Mudcat Café message #859997 The Mudcat Café TM
Thread #55223   Message #859997
Posted By: Don Firth
06-Jan-03 - 02:48 PM
Thread Name: Using a music stand
Subject: RE: Using a music stand
I totally agree that it's best to do everything from memory and not use crib sheets. BUT—let me remind you that in opera houses and live theater, one of the less obtrusive bits of architecture is the prompter's box. You never notice it, but if it were not there, you quite probably would. It's quite a chore, even for someone like Luciano Pavarotti, to keep an entire opera score in his head, even though he keeps several dozen operas and a whole bunch of other stuff there. On those rare occasions when Pavarotti does have a lapse of memory, the prompter is there, and he's smooth enough at covering so nobody is the wiser. That's professionalism. Also, in solo vocal recitals, the piano accompanist has the sheet music right there in front of him/her, and can function as a prompter if need be.

For a solo performer who rarely if ever sings in a theater with a prompter's box and who is not accompanied by an assistant who sits at a piano or crawls into the cubby-hole with the crib-sheets and whispers cues when and if necessary, a music stand set to one side, but in easy view of the singer, is a good alternative.

But learn the goddam song first and be able to sing it through umpteen times—at home— without a crib sheet—before inflicting yourself on an unsuspecting public!

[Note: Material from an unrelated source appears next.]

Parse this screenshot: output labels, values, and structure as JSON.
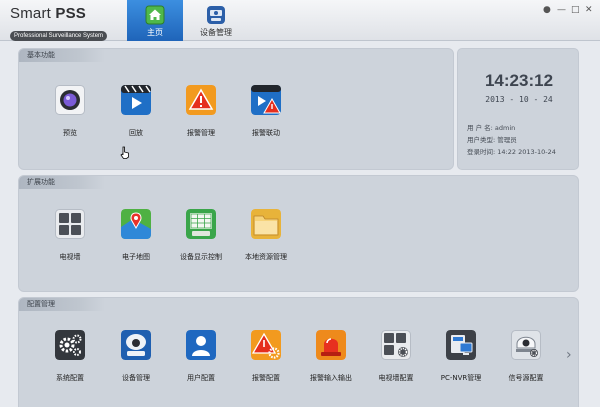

Then, if history proves that you need to keep a crib sheet handy, do so. BUT—if you have to keep referring to it constantly as you sing, you might think about confining your performing to the bathtub. There, you are a folk singer. In public, in front of an audience, whether you are getting paid or not, that audience has a right to assume a certain degree of professionalism on your part. If you are there at all, that means your ego is large enough for you to assume that you have the right to demand their attention and take up their time. You owe them something. If you stand there and read your songs off a crib sheets, that's pretty unprofessional. If you have a music stand within view and you glance at it—occasionally—that is not unprofessional. After all, professionals do. Nuttin' wrong with it.